Aug. 14 (UPI) -- New genomic analysis suggests the decline of the wooly rhinos across ancient Siberia was triggered by climate change, not by overhunting.
Scientists collected and sequenced DNA samples from the frozen remains of 14 well-preserved woolly rhinoceros specimens. Their analysis, detailed this week in the journal Current Biology, showed their population size and genetic diversity was stable in the lead-up to their demise.
Researchers used to think humans showed up in northeastern Siberia just 15,000 years ago, but scientists have since discovered evidence of human habitation dating to 30,000 years ago.
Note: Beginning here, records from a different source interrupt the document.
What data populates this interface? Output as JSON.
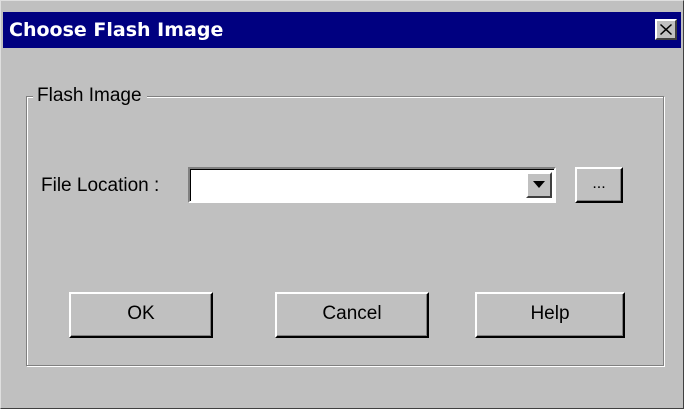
{
  "window": {
    "title": "Choose Flash Image"
  },
  "group": {
    "legend": "Flash Image"
  },
  "file_location": {
    "label": "File Location :",
    "value": "",
    "browse_label": "..."
  },
  "buttons": {
    "ok": "OK",
    "cancel": "Cancel",
    "help": "Help"
  },
  "icons": {
    "close": "close-icon",
    "dropdown": "chevron-down-icon"
  },
  "colors": {
    "titlebar": "#000080",
    "face": "#c0c0c0"
  }
}
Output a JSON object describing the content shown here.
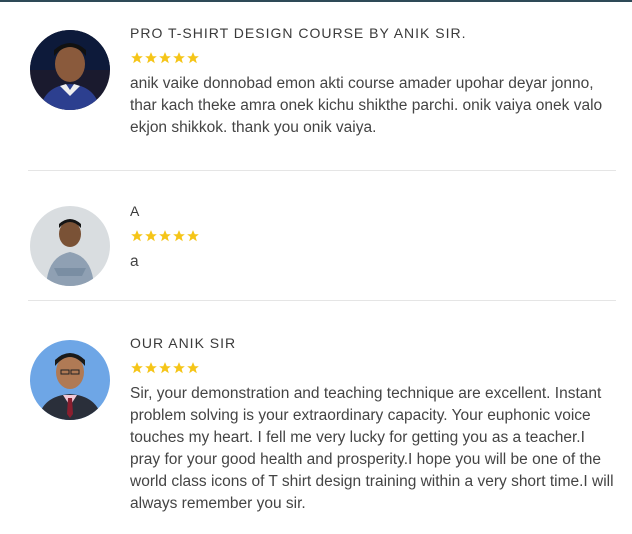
{
  "reviews": [
    {
      "title": "PRO T-SHIRT DESIGN COURSE BY ANIK SIR.",
      "rating": 5,
      "text": "anik vaike donnobad emon akti course amader upohar deyar jonno, thar kach theke amra onek kichu shikthe parchi. onik vaiya onek valo ekjon shikkok. thank you onik vaiya."
    },
    {
      "title": "A",
      "rating": 5,
      "text": "a"
    },
    {
      "title": "OUR ANIK SIR",
      "rating": 5,
      "text": "Sir, your demonstration and teaching technique are excellent. Instant problem solving is your extraordinary capacity. Your euphonic voice touches my heart. I fell me very lucky for getting you as a teacher.I pray for your good health and prosperity.I hope you will be one of the world class icons of T shirt design training within a very short time.I will always remember you sir."
    }
  ],
  "colors": {
    "star": "#f5c518",
    "divider": "#e5e5e5",
    "top_border": "#2e4a57",
    "title_text": "#3a3a3a",
    "body_text": "#444444"
  }
}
"The decline towards extinction of the woolly rhinoceros doesn't coincide so much with the first appearance of humans in the region," senior study author Love Dalén, a professor of evolutionary genetics at the Center for Palaeogenetics, a joint venture between Stockholm University and the Swedish Museum of Natural History, said in a news release. "If anything, we actually see something looking a bit like an increase in population size during this period."
Dalén and his colleagues collected DNA from tissue, bone and hair samples from wooly rhinos. The data helped researchers measure genetic diversity and gauge the health of ancient populations.
"We examined changes in population size and estimated inbreeding," said co-first author Nicolas Dussex, a postdoctoral researcher at the Center for Palaeogenetics. "We found that after an increase in population size at the start of a cold period some 29,000 years ago, the woolly rhino population size remained constant and that at this time, inbreeding was low."
The data showed the size and health of wooly rhino populations remained stable for thousands of years after the arrival of humans. The decline of the region's megafauna more closely aligns with the rise in temperatures in the region.
The new genomic analysis also showed that like wooly mammoths, wooly rhinos had several genetic mutations that allowed them to adapt to Siberia's frigid environs.
"We're coming away from the idea of humans taking over everything as soon as they come into an environment, and instead elucidating the role of climate in megafaunal extinctions," said co-first author Edana Lord, a doctoral student at the Center for Palaeogenetics. "Although we can't rule out human involvement, we suggest that the woolly rhinoceros' extinction was more likely related to climate."
To get a more precise understanding of the extinction of wooly rhinos and other larger herbivores, researchers hope to collect DNA from rhinos that lived and died closer to when Siberia's megafauna began their rapid decline, around 14,000 years ago.